All in all, once you've finished figuring out how to stay in business this year (re-pricing and compliance are acceptable excuses for being busy, after all) one of the projects you need to pull out from the bottom drawer is how to improve the efficiency of your sales management function. A good CRM is vital infrastructure for that work.


Gareth Morgan on Insurance

Just reading Gareth Morgan's round up, I was interested to find the following on regulation:

It's long overdue. I hope it cleans out the bad portfolio construction practices, separates commission salespeople from advisors in the public's awareness, helps the public realise that insurance has nothing whatsoever to do with investment, and neither insurance nor investment has anything to do with budget advice or so-called financial planning. But mostly, I hope it helps restore the public's confidence in a sector that has behaved so badly over recent years...  Link

Which is all good. If you mean that insurance shouldn't be wrapped up and confused with investment making the proper costs of each hard to figure out. AMP recently withdrew it's old whole of life range. Fidelity has withdrawn it's insurance and investment plans also. Others have done likewise. This makes sense and is, perhaps, a benefit of regulation. Or maybe it would have happened anyway - the volume of whole of life sales was dropping even in my first year at Sovereign, in 1989, and was very, very small recently. So maybe not.

But hang on a minute... does insurance have "nothing" to do with investment? Let's turn to Gareth's next commentary to get a lesson on that.

A recent Dominion Post story raised concerns about the role of KiwiSaver providers and trustees when it comes to early withdrawal claims. A KiwiSaver member who had a brain haemorrhage-and now suffers seizures and can't work or drive-was twice refused permission to withdraw his KiwiSaver money under the serious financial hardship and serious illness clauses.
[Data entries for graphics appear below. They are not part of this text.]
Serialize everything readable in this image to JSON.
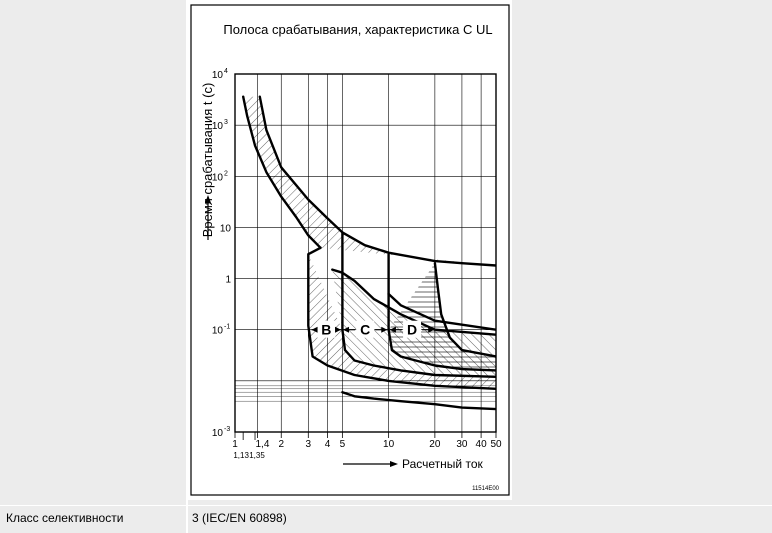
{
  "property": {
    "label": "Класс селективности",
    "value": "3 (IEC/EN 60898)"
  },
  "chart_data": {
    "type": "line",
    "title": "Полоса срабатывания, характеристика C UL",
    "xlabel": "Расчетный ток",
    "ylabel": "Время срабатывания t (с)",
    "x_scale": "log",
    "y_scale": "log",
    "xlim": [
      1,
      50
    ],
    "ylim": [
      0.001,
      10000
    ],
    "grid": true,
    "x_ticks": [
      "1",
      "1,4",
      "2",
      "3",
      "4",
      "5",
      "10",
      "20",
      "30",
      "40",
      "50"
    ],
    "x_ticks_extra": [
      "1,13",
      "1,35"
    ],
    "y_ticks": [
      "10^-3",
      "",
      "10^-1",
      "1",
      "10",
      "10^2",
      "10^3",
      "10^4"
    ],
    "y_tick_base": "10",
    "y_tick_exponents": [
      "-3",
      "",
      "-1",
      "",
      "",
      "2",
      "3",
      "4"
    ],
    "band_labels": [
      "B",
      "C",
      "D"
    ],
    "figure_id": "11514E00",
    "series": [
      {
        "role": "thermal-lower",
        "x": [
          1.13,
          1.2,
          1.35,
          1.6,
          2,
          2.5,
          3,
          3.6
        ],
        "y": [
          3600,
          1500,
          400,
          120,
          40,
          16,
          7,
          4
        ]
      },
      {
        "role": "thermal-upper",
        "x": [
          1.45,
          1.6,
          2,
          3,
          4,
          5,
          7,
          10,
          20,
          30,
          50
        ],
        "y": [
          3600,
          800,
          150,
          35,
          15,
          8,
          4.5,
          3.2,
          2.2,
          2.0,
          1.8
        ]
      },
      {
        "role": "B-curve",
        "x": [
          3.6,
          3,
          3,
          3.2,
          4,
          6,
          10,
          20,
          50
        ],
        "y": [
          4,
          3,
          0.12,
          0.03,
          0.02,
          0.013,
          0.01,
          0.008,
          0.007
        ]
      },
      {
        "role": "C-curve",
        "x": [
          5,
          5,
          5.2,
          6,
          8,
          12,
          20,
          50
        ],
        "y": [
          8,
          0.1,
          0.04,
          0.025,
          0.02,
          0.016,
          0.013,
          0.012
        ]
      },
      {
        "role": "D-curve",
        "x": [
          10,
          10,
          10.5,
          12,
          15,
          20,
          30,
          50
        ],
        "y": [
          3,
          0.1,
          0.04,
          0.03,
          0.025,
          0.02,
          0.017,
          0.016
        ]
      },
      {
        "role": "B-C-limit",
        "x": [
          4.3,
          5,
          6,
          8,
          12,
          20,
          50
        ],
        "y": [
          1.5,
          1.3,
          0.9,
          0.4,
          0.2,
          0.1,
          0.08
        ]
      },
      {
        "role": "C-D-limit",
        "x": [
          10,
          12,
          20,
          50
        ],
        "y": [
          0.5,
          0.3,
          0.15,
          0.1
        ]
      },
      {
        "role": "D-right",
        "x": [
          20,
          21,
          22,
          25,
          30,
          50
        ],
        "y": [
          2,
          0.6,
          0.2,
          0.07,
          0.04,
          0.03
        ]
      },
      {
        "role": "inst-lower",
        "x": [
          5,
          6,
          8,
          12,
          20,
          30,
          50
        ],
        "y": [
          0.006,
          0.005,
          0.0045,
          0.004,
          0.0035,
          0.003,
          0.0028
        ]
      }
    ]
  }
}
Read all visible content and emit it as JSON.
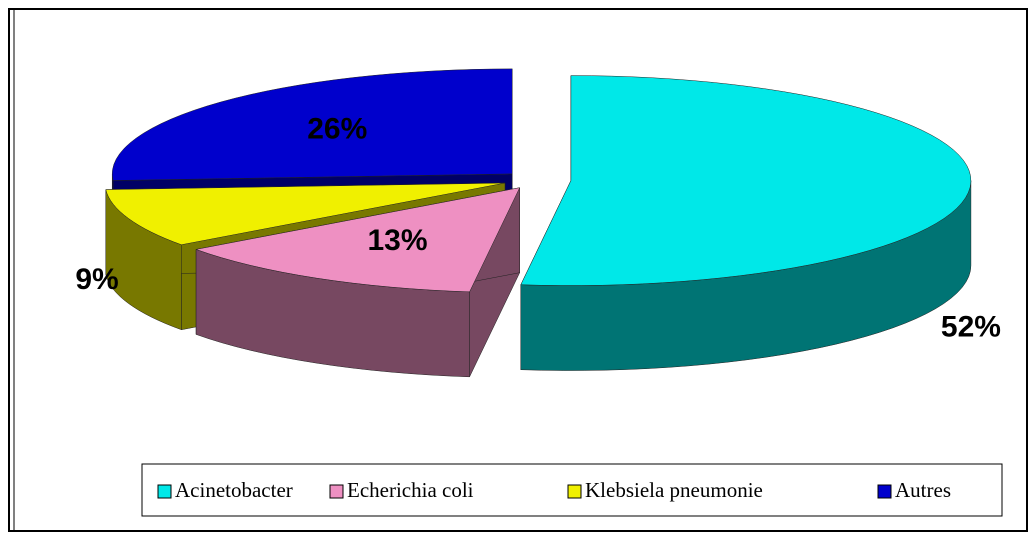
{
  "chart_data": {
    "type": "pie",
    "three_d": true,
    "exploded": true,
    "categories": [
      "Acinetobacter",
      "Echerichia coli",
      "Klebsiela pneumonie",
      "Autres"
    ],
    "values": [
      52,
      13,
      9,
      26
    ],
    "value_labels": [
      "52%",
      "13%",
      "9%",
      "26%"
    ],
    "colors": [
      "#00e8e8",
      "#ee90c2",
      "#f0f000",
      "#0000cc"
    ],
    "legend": "bottom"
  }
}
On his third attempt, with the help of a consultant and some media attention, the trustee approved the withdrawal... Link.

Maybe insurance is useful after all!

If this KiwiSaver had had income insurance then he would not need to be asking for what is probably quite a small sum of money from his KiwiSaver scheme. Not that I don't think he should have it - I just don't know enough about his case to tell. Worse yet, what if his injury is permanently debilitating, but doesn't affect lifespan? If he had insurance on his contributions his KiwiSaver would have carried on being paid and he could look forward to a retirement nest egg.Cover on contributions like that typically costs around $5 a month - but you can't do that, because lobbyists like Gareth made sure you can't insure your KiwiSaver contributions.
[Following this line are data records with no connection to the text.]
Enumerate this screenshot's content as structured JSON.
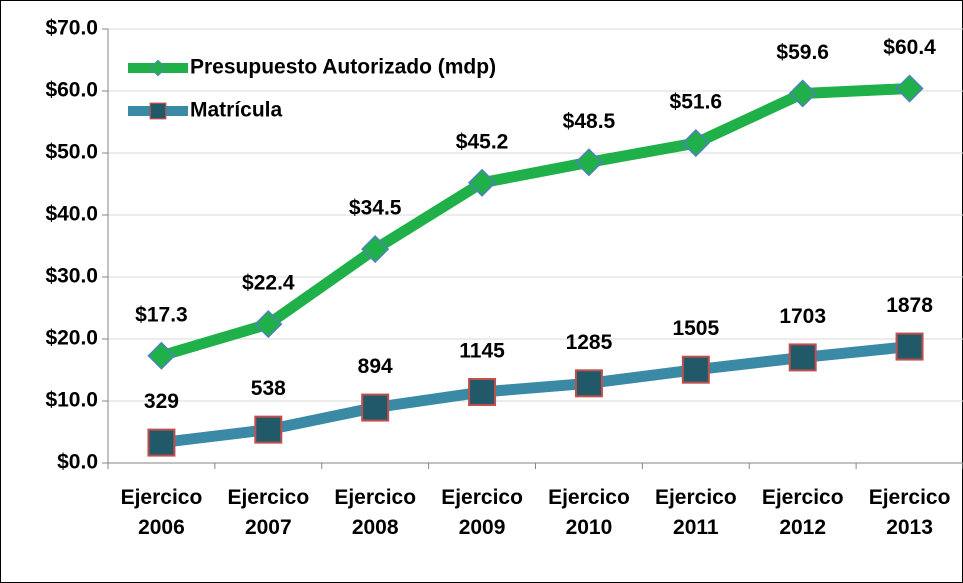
{
  "chart_data": {
    "type": "line",
    "categories": [
      "Ejercico 2006",
      "Ejercico 2007",
      "Ejercico 2008",
      "Ejercico 2009",
      "Ejercico 2010",
      "Ejercico 2011",
      "Ejercico 2012",
      "Ejercico 2013"
    ],
    "series": [
      {
        "name": "Presupuesto Autorizado  (mdp)",
        "color": "#1fb04a",
        "marker": "diamond",
        "values": [
          17.3,
          22.4,
          34.5,
          45.2,
          48.5,
          51.6,
          59.6,
          60.4
        ],
        "value_labels": [
          "$17.3",
          "$22.4",
          "$34.5",
          "$45.2",
          "$48.5",
          "$51.6",
          "$59.6",
          "$60.4"
        ]
      },
      {
        "name": "Matrícula",
        "color": "#3a8aa6",
        "marker": "square",
        "axis": "y2",
        "values": [
          329,
          538,
          894,
          1145,
          1285,
          1505,
          1703,
          1878
        ]
      }
    ],
    "ylim": [
      0,
      70
    ],
    "yticks": [
      {
        "value": 0,
        "label": "$0.0"
      },
      {
        "value": 10,
        "label": "$10.0"
      },
      {
        "value": 20,
        "label": "$20.0"
      },
      {
        "value": 30,
        "label": "$30.0"
      },
      {
        "value": 40,
        "label": "$40.0"
      },
      {
        "value": 50,
        "label": "$50.0"
      },
      {
        "value": 60,
        "label": "$60.0"
      },
      {
        "value": 70,
        "label": "$70.0"
      }
    ],
    "y2lim": [
      0,
      7000
    ],
    "grid": true,
    "legend": "upper left"
  }
}
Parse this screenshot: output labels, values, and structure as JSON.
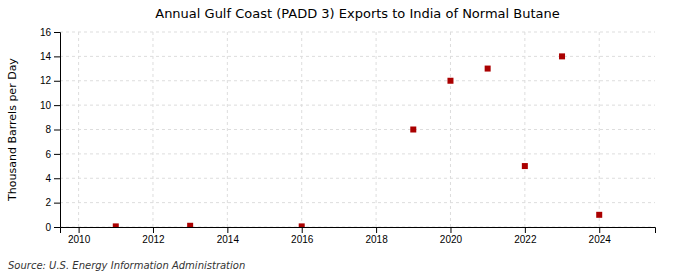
{
  "chart_data": {
    "type": "scatter",
    "title": "Annual Gulf Coast (PADD 3) Exports to India of Normal Butane",
    "ylabel": "Thousand Barrels per Day",
    "source": "Source: U.S. Energy Information Administration",
    "x": [
      2011,
      2013,
      2016,
      2019,
      2020,
      2021,
      2022,
      2023,
      2024
    ],
    "values": [
      0.05,
      0.1,
      0.05,
      8.0,
      12.0,
      13.0,
      5.0,
      14.0,
      1.0
    ],
    "color": "#aa0000",
    "marker": "square",
    "xlim": [
      2009.5,
      2025.5
    ],
    "ylim": [
      0,
      16
    ],
    "xticks": [
      2010,
      2012,
      2014,
      2016,
      2018,
      2020,
      2022,
      2024
    ],
    "yticks": [
      0,
      2,
      4,
      6,
      8,
      10,
      12,
      14,
      16
    ],
    "grid": true
  }
}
You see, insurance and investment are linked like this: If you aren't already rich, then while you are saving, insurance can plug the gap if anything bad happens. It's not hard is it?


Medical Tourism

This is a worthwhile article (check it out here in full) especially just for this statement:

Let's dispose of the silly meme that health insurers "ration" care in any way. They cannot make a person undergo a procedure, nor can they withhold treatment. Insurers can only decide, within the contractual terms of the policy, whether or not they will help to pay for any such care.


The Fear of All Sums

The Economist has an interesting article on some analysis of sub-prime borrowers. There is a strong correlation between the default rate and numeracy - even after control for amounts borrowed, and other factors. You can even take the rather basic test yourself so you can see the kinds of things the borrower would have to get wrong in order to have been considered as having poor numeracy. Expensive financial regulation may be one thing we can do to prevent a repeat event, but better maths classes would surely be something we can all benefit from. It also raises some interesting questions about application processes - maybe lenders should insist that borrowers do the sums to work out how much they can afford rather than having brokers do it... that would sort them out!